É preciso outra abordagem à defesa da floresta contra
incêndios, com a presença de meios todo o ano no terreno, com outra capacidade
técnica de intervenção e com o envolvimento de uma estrutura profissional como
vai sucedendo em ali ao lado, na vizinha Espanha, só para não atravessar o
Atlântico e citar, mais uma vez, o exemplo dos EUA. Nesses dois países, existe
um núcleo duro de profissionais que está no terreno todo o ano e que é
completado no período mais critico com o reforço de meios, decorrentes da
contratação sazonal.
É preciso envolver de uma forma mais efectiva e permanente
os recursos das Forças Armadas, é preciso repensar a missão dos GIPS da GNR e
colocar esses meios ao serviço da floresta o ano todo, bem como a Força
Especial de Bombeiros. Os fogos evitam-se! e evitam-se com a prevenção
estrutural, com a sensibilização das populações, com uma fiscalização ativa e
eficaz da aplicação da lei. Quando o sistema falha a montante, não á outro
remédio senão chorar a fatalidade dos incêndios que se avolumam em função da
disposição do São Pedro, como foi evidente este ano em Portugal.

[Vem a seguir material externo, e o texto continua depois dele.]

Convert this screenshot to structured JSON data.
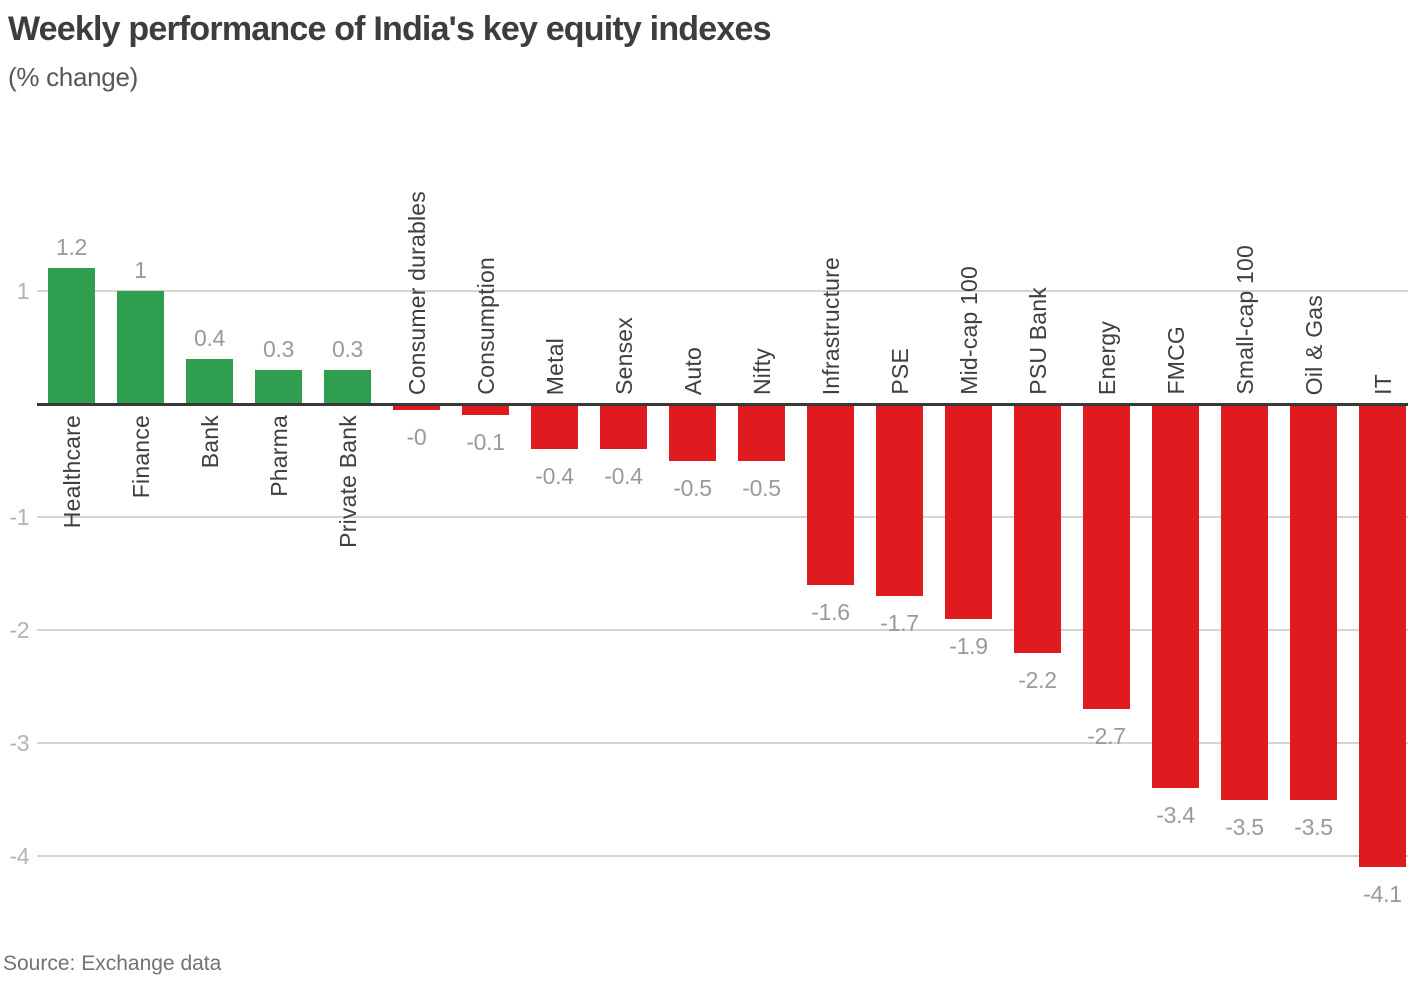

Não sei se a criação de uma Agência para a Gestão Integrada
dos Fogos Rurais, conforme é defendida no relatório da comissão técnica, será
uma solução viável no curto prazo. Pessoalmente, defendo a adoção de uma solução
de transição, integradora, de cariz interdepartamental, como existe nos EUA (National Cohesive Wildland Fire Management Strategy), conjugada
com a “regionalização” do planeamento do dispositivo, conforme sucede em
Espanha. Basta ver as soluções da Galiza, da Andalucia, da Extremadura ou da
Catalunha para perceber da importância no sucesso do sistema, da adoção das
soluções/modelos que melhor se ajustam aos riscos existentes em cada território.
Em suma, a tarefa que se coloca a António Costa não é fácil.
Aguardemos pela reflexão que o Governo irá fazer deste relatório e pelos
anúncios que irão emanar do Conselho de Ministros Extraordinário do dia 21 de
outubro para ver até que ponto houve coragem política para mudar o paradigma!